Roster changes won't be the only differences on display at the "Shrine on Airline."
Zephyr Field, a field of dreams for so many minor leaguers since it opened in 1997, got an upgrade for the upcoming season. The highlight of the $1.2 million improvements is a new grass field and clay infield. The diamond was significantly beaten up and in need of a makeover. It had also served as the home field for Tulane's baseball team during the past two seasons. The team donated the old turf to Holy Cross High School, which will use it for its baseball field and football practice field at its new campus on Paris Avenue near the New Orleans lakefront.
Workers also replaced the stadium's drainage system, which was lethargic and no match for south Louisiana's summer storms. The end result should be shorter rain delays news that will improve the dispositions of fans, players and umpires alike.
The club has also submitted a request to the Louisiana Stadium and Exposition District (aka the Superdome Commission) for an additional $2 million for future improvements in the concourse and restroom areas.
Overall, fans seem happy with the Zephyr Field experience. Last season, total attendance rose nearly 3 percent, or roughly by 7,000 fans.
Schline says that at the minor league level, the team's myriad promotions the post-game fireworks displays and concerts, along with game nights featuring discounted beer and hot dog prices are what drive attendance. But the product on the field can also crank the turnstiles.
'I did notice last year when your team wins and you're in first place most of the year and there's excitement and you're on top of the pack, then it does help your attendance," Schline says. "I noticed at the end of the year, the crowds really started to pick up."
Since arriving in New Orleans in 1993, the Zephyrs have had four different major league affiliates (the Brewers, the Astros, the Nationals and now the Mets).
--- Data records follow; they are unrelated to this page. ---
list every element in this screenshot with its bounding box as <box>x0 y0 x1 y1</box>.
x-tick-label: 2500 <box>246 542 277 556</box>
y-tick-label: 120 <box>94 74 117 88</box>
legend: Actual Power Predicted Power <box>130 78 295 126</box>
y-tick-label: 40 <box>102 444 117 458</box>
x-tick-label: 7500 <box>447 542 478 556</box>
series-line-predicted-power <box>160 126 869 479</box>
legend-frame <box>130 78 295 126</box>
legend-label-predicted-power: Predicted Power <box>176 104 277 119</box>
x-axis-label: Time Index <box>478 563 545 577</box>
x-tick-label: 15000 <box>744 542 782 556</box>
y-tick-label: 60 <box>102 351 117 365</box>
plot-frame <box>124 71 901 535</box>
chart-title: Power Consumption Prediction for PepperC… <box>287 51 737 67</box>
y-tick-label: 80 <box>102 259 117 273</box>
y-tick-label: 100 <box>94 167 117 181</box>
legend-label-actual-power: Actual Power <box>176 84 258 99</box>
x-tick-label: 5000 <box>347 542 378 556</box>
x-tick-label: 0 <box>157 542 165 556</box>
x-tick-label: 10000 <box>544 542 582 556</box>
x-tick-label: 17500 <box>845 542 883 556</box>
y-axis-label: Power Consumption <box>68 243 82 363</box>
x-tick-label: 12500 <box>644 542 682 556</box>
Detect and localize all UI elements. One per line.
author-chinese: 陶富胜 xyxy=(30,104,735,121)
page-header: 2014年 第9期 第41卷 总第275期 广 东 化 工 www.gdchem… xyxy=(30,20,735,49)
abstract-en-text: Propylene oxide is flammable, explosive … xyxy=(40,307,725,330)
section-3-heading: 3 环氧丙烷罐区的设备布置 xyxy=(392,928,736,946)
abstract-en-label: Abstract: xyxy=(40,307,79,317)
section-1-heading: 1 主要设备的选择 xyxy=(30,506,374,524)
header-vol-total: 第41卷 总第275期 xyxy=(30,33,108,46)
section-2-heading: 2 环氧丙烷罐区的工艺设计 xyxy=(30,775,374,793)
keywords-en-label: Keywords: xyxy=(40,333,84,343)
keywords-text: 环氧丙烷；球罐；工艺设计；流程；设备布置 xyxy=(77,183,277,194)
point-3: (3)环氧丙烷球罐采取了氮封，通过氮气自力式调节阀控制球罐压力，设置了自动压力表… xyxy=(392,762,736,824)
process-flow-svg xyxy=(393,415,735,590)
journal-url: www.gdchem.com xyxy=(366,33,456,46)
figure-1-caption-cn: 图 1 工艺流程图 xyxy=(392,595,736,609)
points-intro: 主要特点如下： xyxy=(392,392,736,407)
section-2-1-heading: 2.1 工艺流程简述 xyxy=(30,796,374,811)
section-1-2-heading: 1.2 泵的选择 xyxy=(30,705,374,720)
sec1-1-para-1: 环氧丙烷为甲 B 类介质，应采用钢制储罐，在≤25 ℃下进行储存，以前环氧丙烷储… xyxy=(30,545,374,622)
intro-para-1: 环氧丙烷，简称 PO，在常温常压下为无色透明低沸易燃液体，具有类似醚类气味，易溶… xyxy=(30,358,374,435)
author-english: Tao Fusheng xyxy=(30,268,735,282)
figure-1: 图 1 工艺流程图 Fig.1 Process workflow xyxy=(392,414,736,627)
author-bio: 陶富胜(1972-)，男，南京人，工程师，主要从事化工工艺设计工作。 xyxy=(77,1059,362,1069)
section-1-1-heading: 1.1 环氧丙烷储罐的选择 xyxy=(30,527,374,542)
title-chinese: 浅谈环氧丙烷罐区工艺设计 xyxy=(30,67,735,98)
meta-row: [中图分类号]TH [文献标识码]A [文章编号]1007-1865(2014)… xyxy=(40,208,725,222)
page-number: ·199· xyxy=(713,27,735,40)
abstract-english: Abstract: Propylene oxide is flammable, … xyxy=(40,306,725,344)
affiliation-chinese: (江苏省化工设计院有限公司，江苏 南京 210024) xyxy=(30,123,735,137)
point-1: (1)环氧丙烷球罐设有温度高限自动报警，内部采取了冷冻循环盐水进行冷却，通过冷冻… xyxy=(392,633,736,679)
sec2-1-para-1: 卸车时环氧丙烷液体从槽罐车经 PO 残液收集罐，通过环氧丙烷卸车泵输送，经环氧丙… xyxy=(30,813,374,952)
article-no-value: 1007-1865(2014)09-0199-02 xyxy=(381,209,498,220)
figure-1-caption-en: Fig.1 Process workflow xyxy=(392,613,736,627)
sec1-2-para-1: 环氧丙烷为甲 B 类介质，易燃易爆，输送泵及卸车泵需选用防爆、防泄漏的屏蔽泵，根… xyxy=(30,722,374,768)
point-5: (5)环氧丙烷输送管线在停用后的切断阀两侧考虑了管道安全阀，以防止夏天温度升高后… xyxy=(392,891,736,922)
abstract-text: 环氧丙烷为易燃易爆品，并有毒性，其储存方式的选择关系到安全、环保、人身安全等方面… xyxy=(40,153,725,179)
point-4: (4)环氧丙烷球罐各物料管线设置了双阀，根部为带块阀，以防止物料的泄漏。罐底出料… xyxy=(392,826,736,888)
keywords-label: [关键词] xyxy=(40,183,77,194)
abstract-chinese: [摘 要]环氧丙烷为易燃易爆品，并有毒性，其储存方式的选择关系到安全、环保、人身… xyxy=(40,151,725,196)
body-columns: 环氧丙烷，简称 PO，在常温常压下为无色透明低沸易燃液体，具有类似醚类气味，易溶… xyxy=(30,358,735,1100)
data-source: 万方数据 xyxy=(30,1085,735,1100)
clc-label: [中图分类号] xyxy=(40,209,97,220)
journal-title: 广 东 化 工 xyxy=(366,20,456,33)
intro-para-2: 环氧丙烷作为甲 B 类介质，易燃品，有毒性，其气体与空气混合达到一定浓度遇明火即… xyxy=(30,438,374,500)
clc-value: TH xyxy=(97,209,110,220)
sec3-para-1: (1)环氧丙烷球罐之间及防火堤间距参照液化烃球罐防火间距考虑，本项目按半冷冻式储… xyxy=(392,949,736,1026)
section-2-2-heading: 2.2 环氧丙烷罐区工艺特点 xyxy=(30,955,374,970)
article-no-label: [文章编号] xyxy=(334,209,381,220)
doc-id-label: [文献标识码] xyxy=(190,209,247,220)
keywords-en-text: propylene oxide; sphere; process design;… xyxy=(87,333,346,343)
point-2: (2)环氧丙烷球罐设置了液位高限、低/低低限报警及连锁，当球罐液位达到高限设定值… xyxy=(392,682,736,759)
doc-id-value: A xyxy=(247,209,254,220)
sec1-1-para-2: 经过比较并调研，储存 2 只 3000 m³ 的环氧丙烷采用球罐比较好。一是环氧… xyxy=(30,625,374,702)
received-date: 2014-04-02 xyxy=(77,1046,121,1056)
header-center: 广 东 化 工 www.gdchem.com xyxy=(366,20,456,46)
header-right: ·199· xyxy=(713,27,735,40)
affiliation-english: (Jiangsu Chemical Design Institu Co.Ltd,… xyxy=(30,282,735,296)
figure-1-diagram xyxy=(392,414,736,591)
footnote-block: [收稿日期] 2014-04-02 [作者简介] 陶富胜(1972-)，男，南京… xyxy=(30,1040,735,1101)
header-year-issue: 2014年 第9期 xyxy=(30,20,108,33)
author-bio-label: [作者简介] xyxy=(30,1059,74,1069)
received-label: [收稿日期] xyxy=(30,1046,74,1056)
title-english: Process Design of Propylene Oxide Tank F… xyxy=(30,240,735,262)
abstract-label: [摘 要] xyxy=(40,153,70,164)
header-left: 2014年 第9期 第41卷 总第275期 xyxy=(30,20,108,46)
When it comes to prestige and largesse, the Mets are in a class by themselves. And while the Mets' association with the Zephyrs has gotten off to an auspicious start, it's not necessarily a long-term relationship. The two-year contract signed in New York in 2006 expires after this season.
Earlier this year, U.S. Sen. Charles Schumer, D-N.Y., told a Syracuse newspaper that the Mets are showing "very real interest" in moving their top minor league club to Syracuse.
The Syracuse Chiefs have been the Toronto Blue Jays' AAA team for 30 years. According to Schumer, who is an advocate for the switch, Mets owner Fred Wilpon likes the idea of having the team's top two minor league clubs within 75 miles of each other. The Mets' Double-A affiliate is located in Binghamton, N.Y.
Zephyrs General Manager Schline says the Mets have made no statements about a desire to change affiliates. "I'm sure Syracuse would love to have the Mets," Schline says. "Who wouldn't? They're one of the premier teams in the country. But we have them and we're treating them right. And they'll ultimately do what they want to do. We're providing a great environment for them and we're going to make it hard for them to leave, that's for sure."
Schline points to facility and geographic advantages that major league clubs would be hard pressed to find elsewhere.
'We're a warm-weather city, and that goes a long way because there's a lot of teams up north that are getting games snowed out in April," Schline says. "They're sending guys to New Orleans right from spring training and it's just as warm here as it is in Florida. We just put in a brand new state-of-the-art playing surface. They're playing on as good a field as they're going to find. And that's all we can do. We want the Mets, and we hope that they come back."